Ровно в десять, поднятый флаг и гимн Советского Союза, возвестил на всю округу, что на стрельбище СКА ЗГВ, торжественно открылись, соревнования по пулевой стрельбе, со всех видов спортивного оружия.
Территория СКА, наполнилась разговорами, и суетой соревнования, на стендах стоящих вдоль дорожек, посыпанных мелкой мраморной крошкой, были вывешены списки команд, и серий выступлений спортсменов. Вся эта незнакомая друзьям обстановка слегка волновала, но вспоминая, свой вчерашний триумф, в столице Германии. Ребята на столько почувствовали свои силы и успокоились, что никто не смог их уже выбить из седла.
Появление же особиста, перед соревнованиями у ребят, уже никак не вызвало никаких отрицательных эмоций, будто вчерашней встречи в Берлине не было и вовсе.

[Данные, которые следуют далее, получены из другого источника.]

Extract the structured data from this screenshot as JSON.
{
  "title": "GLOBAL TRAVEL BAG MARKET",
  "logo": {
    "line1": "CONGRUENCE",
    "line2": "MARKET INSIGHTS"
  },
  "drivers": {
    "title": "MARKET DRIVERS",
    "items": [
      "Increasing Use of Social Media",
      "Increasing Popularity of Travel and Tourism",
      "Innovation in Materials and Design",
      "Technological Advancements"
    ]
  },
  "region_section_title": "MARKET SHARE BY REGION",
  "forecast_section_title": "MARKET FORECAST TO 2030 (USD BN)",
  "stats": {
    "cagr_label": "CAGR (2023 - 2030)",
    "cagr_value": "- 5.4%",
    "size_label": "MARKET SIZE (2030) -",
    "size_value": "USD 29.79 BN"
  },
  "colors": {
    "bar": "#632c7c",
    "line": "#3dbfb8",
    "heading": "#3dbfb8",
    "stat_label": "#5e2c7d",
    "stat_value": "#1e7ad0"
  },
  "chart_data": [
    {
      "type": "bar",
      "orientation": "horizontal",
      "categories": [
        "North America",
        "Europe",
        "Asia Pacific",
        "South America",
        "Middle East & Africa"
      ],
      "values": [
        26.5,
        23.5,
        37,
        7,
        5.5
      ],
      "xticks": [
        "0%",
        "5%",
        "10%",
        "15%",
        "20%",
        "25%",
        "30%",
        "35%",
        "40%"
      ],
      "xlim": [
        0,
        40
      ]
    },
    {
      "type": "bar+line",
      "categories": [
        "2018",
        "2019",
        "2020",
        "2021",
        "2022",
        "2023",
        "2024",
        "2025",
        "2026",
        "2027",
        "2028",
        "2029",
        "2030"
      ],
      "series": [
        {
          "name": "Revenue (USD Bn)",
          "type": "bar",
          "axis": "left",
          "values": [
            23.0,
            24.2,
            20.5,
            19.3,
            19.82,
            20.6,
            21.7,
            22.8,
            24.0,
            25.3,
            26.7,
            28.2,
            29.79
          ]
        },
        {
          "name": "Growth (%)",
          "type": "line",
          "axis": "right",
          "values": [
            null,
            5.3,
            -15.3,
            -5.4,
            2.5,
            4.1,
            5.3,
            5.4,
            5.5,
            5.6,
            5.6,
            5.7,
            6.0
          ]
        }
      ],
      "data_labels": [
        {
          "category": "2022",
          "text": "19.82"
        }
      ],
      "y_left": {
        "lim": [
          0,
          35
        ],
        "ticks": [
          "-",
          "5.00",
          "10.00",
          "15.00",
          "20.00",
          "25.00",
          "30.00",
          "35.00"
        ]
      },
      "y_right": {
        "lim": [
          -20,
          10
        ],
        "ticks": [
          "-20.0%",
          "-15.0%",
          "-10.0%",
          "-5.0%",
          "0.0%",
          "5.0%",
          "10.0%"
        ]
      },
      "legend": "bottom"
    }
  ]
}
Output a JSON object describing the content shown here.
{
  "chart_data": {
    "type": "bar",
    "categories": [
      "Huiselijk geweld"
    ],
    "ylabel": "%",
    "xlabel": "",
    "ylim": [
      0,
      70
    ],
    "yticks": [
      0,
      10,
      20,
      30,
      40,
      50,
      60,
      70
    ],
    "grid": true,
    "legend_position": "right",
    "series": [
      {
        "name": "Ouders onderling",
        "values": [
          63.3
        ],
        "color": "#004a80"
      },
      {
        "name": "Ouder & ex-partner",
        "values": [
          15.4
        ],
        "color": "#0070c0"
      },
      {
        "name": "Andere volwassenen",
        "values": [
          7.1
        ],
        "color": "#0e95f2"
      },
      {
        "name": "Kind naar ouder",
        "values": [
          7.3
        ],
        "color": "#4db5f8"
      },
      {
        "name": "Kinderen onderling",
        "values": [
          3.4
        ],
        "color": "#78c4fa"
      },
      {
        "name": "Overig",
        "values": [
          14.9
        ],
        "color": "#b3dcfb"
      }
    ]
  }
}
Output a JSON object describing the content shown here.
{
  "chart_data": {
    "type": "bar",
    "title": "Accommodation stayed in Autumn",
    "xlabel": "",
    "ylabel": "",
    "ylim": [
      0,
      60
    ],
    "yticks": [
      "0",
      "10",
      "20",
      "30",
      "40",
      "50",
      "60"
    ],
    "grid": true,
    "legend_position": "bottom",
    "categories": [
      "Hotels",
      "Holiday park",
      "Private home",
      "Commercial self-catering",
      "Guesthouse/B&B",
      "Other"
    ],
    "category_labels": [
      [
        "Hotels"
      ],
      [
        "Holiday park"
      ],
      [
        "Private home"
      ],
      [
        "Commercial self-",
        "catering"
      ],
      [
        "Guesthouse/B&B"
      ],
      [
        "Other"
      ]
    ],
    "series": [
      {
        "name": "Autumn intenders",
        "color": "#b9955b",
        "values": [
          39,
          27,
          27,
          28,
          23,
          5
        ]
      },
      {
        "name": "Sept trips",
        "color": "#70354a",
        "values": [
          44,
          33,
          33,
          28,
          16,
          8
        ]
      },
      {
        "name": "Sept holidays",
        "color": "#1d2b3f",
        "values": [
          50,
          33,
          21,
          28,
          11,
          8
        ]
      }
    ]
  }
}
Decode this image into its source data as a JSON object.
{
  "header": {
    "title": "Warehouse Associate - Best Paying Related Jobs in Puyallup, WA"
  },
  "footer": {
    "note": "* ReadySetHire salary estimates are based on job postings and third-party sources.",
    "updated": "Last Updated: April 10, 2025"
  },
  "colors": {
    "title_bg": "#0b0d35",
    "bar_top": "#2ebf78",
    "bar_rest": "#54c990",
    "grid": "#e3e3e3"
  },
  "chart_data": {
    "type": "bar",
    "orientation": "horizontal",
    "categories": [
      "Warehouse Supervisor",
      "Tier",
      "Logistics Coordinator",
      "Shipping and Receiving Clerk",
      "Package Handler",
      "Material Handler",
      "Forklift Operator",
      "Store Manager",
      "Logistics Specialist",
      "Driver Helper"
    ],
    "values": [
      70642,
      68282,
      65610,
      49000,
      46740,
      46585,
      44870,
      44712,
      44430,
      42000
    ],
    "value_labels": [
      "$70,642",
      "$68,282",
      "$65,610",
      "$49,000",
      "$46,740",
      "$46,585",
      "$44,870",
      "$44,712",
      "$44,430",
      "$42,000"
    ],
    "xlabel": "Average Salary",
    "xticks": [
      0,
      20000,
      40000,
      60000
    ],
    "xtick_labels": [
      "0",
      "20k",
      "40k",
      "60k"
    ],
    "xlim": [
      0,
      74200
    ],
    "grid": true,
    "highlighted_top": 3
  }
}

Взглянув на него с неким равнодушием, ребята, получив оружие и патроны, уселись в уютной беседки, в ожидании своей серии. Они очередной раз старались обсудить все нюансы предстоящей стрельбы. Особист подобно притаившейся пантере, стоял в стороне, как бы наблюдая за происходящим. По нему было видно все его показное чувство спортивного интереса, и полного «равнодушия» к своим подопечным. Его глаза, изредка косились в сторону пацанов, как бы напоминая им, что они, под полным контролем всевидящего и недремлющего ока компетентных органов.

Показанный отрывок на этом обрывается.